# Ehrenfest equations

Ehrenfest equations — equations which describe changes in specific heat capacity and derivatives of specific volume in second-order phase transitions. Clausius–Clapeyron relation does not make sense for second-order phase transitions,[1] as both specific heat capacity and specific volume do not change in second-order phase transitions.

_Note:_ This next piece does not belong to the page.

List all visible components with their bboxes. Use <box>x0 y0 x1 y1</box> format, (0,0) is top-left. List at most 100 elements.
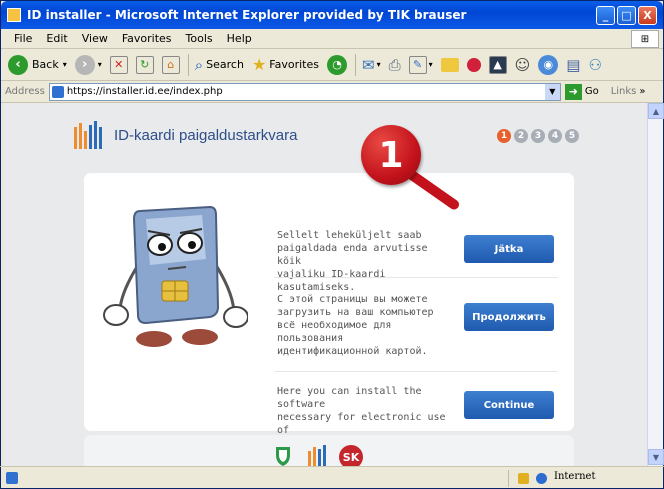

## Quantitative consideration

Ehrenfest equations are the consequence of continuity of specific entropy $s$ and specific volume $v$, which are first derivatives of specific Gibbs free energy - in second-order phase transitions. If we consider specific entropy $s$ as a function of temperature and pressure, then its differential is: $ds = \left( {{{\partial s} \over {\partial T}}} \right)_P dT + \left( {{{\partial s} \over {\partial P}}} \right)_T dP$. As $\left( {{{\partial s} \over {\partial T}}} \right)_P = {{c_P } \over T}, \left( {{{\partial s} \over {\partial P}}} \right)_T = - \left( {{{\partial v} \over {\partial T}}} \right)_P$, then differential of specific entropy also is:

$d {s_i} = {{c_{i P} } \over T}dT - \left( {{{\partial v_i } \over {\partial T}}} \right)_P dP$

Where $i=1$ and $i=2$ are the two phases which transit one into other. Due to continuity of specific entropy, the following holds in second-order phase transitions: ${ds_1} = {ds_2}$. So,

$\left( {c_{2P} - c_{1P} } \right){{dT} \over T} = \left[ {\left( {{{\partial v_2 } \over {\partial T}}} \right)_P - \left( {{{\partial v_1 } \over {\partial T}}} \right)_P } \right]dP$

Therefore, the first Ehrenfest equation:

${\Delta c_P = T \cdot \Delta \left( {\left( {{{\partial v} \over {\partial T}}} \right)_P } \right) \cdot {{dP} \over {dT}}}$

The second Ehrenfest equation is got in a like manner, but specific entropy is considered as function of temperature and specific volume:

${\Delta c_V = - T \cdot \Delta \left( {\left( {{{\partial P} \over {\partial T}}} \right)_v } \right) \cdot {{dv} \over {dT}}}$

The third Ehrenfest equation is got in a like manner, but specific entropy is considered as function of $v$ и $P$.

${\Delta \left( {{{\partial v} \over {\partial T}}} \right)_P = \Delta \left( {\left( {{{\partial P} \over {\partial T}}} \right)_v } \right) \cdot {{dv} \over {dP}}}$

Continuity of specific volume as of function of $T$ and $P$ gives the fourth Ehrenfest equation:

${\Delta \left( {{{\partial v} \over {\partial T}}} \right)_P = - \Delta \left( {\left( {{{\partial v} \over {\partial P}}} \right)_T } \right) \cdot {{dP} \over {dT}}}$

## Application

Derivatives of Gibbs free energy are not always finite. Transitions between different magnetic states of metals can't be described by Ehrenfest equations.